Gender-Affirming Nursing is Equity-Minded Nursing
The past year has seen an onslaught of politicians and talking heads scoring points at the expense of transgender and gender-nonbinary (TGNB) people. Today’s headlines alone included “Transgender youth health care ban approved by Florida medical boards” and “U.S. court says a pageant can exclude transgender women in its competitions.” On the way to work, I regularly turn off the radio when story comes on about discrimination against TGNB people to preserve my own mental health. However, once I arrive, the day-to-day work of providing care to my TGNB patients reminds me of the joy and resilience of my community. Offering gender-affirming care is deeply meaningful and lifesaving work, but being a nurse advocate for TGNB patients isn’t limited to prescribing hormones.
Equity-minded nurses, regardless of their role, are well-positioned to make healthcare more safe, welcoming and inclusive for TGNB people. Beginning this journey starts with reflection on your own gender identity. For example, a privilege of being cisgender (people who have the gender identity expected of them based on their sex assigned at birth) includes being consistently called by the correct pronouns. One way to acknowledge and de-center this privilege is to share your own pronouns with every introduction. By doing so, you reinforce the fact that none of us know what pronouns another person uses until they tell us. You can also include your pronouns on your ID badge, in your email signature, on your business cards, and anywhere else you put your name. To create systemic change, consider who in your workplace is positioned to add pronouns to everyone’s ID, or to make sure that pronouns are a routine part of meeting introductions.
Nurses in clinical and research roles can continue to de-center cisnormativity (the assumption that being cisgender is the norm and privileged over any other gender identity) by ensuring the collection of sexual orientation and gender identity (SOGI) data. The National Academies of Sciences, Engineering, and Medicine (NASEM) released a recent report titled “Measuring Sex, Gender Identity, and Sexual Orientation,” (2022) which emphasizes the importance of asking about gender identity and sex assigned at birth as two separate questions. In this report, NASEM identified their first data collection principle as inclusiveness: “People deserve to count and be counted.” When patients and research participants are simply asked to choose between male/man and female/woman in just one question, we make TGNB people invisible. In research, studies in which TGNB participants can’t be identified perpetuate a lack of data on the health and lives of TGNB people. In clinical care, for example, this might result in a clinician failing to realize that a transgender male patient needs cervical cancer screening.
Equity-minded nurses can also contribute to systemic change through political activism and advocacy. Nurses can engage their workplaces, state associations, unions, and other professional organizations to make statements against discriminatory legislation and partner with trans-lead advocacy organizations. The National Center for Transgender Equality’s State Action Center allows you to find legislation in your state targeting TGNB people and sign up for future alerts when action is needed. In addition to fighting anti-trans bills, consider the impacts of inequity and structural racism on TGNB communities. The results of the 2015 US Trans Survey as well as the Center for American Progress’s The State of the LGBTQ Community in 2020 tell us that TGNB people are disproportionately affected by poverty, homelessness, and employment discrimination. TGNB people of color face even greater disparities. Nurses engaged in any political advocacy should ensure that the insights and perspectives of diverse TGNB community members are included.
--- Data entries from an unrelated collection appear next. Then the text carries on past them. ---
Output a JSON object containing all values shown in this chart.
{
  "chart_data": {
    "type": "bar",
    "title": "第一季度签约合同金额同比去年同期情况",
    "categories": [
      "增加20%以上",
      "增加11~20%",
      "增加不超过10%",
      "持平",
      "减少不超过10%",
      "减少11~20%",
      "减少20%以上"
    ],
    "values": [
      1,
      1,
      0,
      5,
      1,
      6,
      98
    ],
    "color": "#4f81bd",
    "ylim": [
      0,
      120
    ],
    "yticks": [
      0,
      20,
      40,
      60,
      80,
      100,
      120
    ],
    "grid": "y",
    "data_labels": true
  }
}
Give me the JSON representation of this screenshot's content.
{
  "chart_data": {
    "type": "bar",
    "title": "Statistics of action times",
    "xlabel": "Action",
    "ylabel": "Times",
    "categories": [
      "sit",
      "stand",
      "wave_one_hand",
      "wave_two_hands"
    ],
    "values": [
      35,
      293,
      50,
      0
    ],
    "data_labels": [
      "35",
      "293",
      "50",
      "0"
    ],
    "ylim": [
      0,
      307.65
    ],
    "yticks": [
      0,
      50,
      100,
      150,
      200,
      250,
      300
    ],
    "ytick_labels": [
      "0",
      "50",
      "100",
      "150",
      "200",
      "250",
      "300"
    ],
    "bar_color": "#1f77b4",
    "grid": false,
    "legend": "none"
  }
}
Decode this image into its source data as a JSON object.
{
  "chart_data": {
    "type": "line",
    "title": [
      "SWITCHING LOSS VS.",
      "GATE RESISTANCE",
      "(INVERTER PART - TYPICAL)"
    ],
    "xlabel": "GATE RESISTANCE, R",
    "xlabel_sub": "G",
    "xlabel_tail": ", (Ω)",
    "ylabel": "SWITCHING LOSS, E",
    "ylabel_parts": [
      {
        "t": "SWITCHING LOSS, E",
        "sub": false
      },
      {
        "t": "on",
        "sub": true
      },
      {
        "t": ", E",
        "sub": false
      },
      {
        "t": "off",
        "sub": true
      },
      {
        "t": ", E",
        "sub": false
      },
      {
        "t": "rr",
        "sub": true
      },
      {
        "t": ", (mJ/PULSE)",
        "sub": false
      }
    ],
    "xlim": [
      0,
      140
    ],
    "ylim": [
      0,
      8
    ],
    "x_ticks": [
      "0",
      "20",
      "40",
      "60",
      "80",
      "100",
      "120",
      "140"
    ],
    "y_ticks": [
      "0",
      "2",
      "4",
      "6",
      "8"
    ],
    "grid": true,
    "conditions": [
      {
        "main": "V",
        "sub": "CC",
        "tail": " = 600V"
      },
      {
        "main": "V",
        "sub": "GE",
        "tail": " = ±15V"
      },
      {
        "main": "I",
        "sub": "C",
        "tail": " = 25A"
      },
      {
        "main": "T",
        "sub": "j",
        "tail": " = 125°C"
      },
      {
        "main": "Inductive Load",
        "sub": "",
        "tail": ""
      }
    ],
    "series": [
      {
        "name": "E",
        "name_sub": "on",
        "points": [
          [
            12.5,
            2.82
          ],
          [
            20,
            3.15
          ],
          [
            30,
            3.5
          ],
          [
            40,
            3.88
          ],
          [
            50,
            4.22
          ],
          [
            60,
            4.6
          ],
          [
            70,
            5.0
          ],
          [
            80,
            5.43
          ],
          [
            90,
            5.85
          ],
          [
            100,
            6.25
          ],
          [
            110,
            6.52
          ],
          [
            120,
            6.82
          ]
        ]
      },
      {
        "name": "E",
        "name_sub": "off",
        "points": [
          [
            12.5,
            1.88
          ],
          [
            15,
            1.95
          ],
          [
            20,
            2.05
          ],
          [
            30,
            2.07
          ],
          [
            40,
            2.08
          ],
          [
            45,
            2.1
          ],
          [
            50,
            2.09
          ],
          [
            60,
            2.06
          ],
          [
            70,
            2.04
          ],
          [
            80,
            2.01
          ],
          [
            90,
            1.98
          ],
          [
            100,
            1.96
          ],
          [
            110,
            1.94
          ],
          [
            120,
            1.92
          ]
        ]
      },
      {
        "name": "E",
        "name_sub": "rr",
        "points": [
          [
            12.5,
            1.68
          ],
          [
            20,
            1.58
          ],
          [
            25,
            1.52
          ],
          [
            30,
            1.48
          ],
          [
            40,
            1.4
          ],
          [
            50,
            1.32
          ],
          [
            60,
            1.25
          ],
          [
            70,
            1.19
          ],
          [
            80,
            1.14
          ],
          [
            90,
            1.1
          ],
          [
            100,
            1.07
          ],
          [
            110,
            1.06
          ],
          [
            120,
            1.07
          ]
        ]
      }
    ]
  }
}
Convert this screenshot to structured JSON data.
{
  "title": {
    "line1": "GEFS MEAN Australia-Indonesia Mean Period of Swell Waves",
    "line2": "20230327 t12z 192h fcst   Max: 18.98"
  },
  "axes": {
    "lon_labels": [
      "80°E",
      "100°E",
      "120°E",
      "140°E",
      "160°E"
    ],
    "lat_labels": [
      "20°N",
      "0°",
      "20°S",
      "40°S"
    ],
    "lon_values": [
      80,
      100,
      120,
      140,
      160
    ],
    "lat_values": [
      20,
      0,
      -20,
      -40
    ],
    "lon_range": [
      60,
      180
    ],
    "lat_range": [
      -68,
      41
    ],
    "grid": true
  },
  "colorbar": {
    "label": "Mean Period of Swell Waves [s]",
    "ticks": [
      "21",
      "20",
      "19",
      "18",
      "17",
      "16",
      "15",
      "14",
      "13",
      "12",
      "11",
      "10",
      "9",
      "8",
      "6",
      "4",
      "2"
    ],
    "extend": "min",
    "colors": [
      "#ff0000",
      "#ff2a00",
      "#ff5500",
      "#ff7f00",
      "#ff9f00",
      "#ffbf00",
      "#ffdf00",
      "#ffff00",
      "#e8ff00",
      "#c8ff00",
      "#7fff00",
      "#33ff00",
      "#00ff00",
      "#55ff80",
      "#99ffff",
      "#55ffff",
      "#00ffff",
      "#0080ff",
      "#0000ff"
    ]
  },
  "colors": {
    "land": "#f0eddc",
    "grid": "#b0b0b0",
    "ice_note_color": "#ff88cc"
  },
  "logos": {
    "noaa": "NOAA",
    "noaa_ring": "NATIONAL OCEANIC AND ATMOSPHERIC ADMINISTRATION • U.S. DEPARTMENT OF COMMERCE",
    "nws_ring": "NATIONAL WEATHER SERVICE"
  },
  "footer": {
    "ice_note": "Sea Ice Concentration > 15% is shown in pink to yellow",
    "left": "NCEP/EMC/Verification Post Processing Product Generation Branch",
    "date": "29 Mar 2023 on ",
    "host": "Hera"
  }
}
Making healthcare a safer place for TGNB people can start (but doesn’t end) with an action as small as introducing yourself with your pronouns in your next patient encounter. Equity-minded nurses see the relationship between and importance of linking small-scale, individual actions such as this with large-scale social change. SOGI data collection and political activism are just two of numerous ways for nurses to advocate for their TGNB patients, neighbors, family members, students, and colleagues.
Miles Harris (he/him) is a trans and nonbinary-identified family nurse practitioner, an assistant clinical professor at the Betty Irene Moore School of Nursing at UC Davis and serves as director for Gender-Affirming Care at UC Davis Health.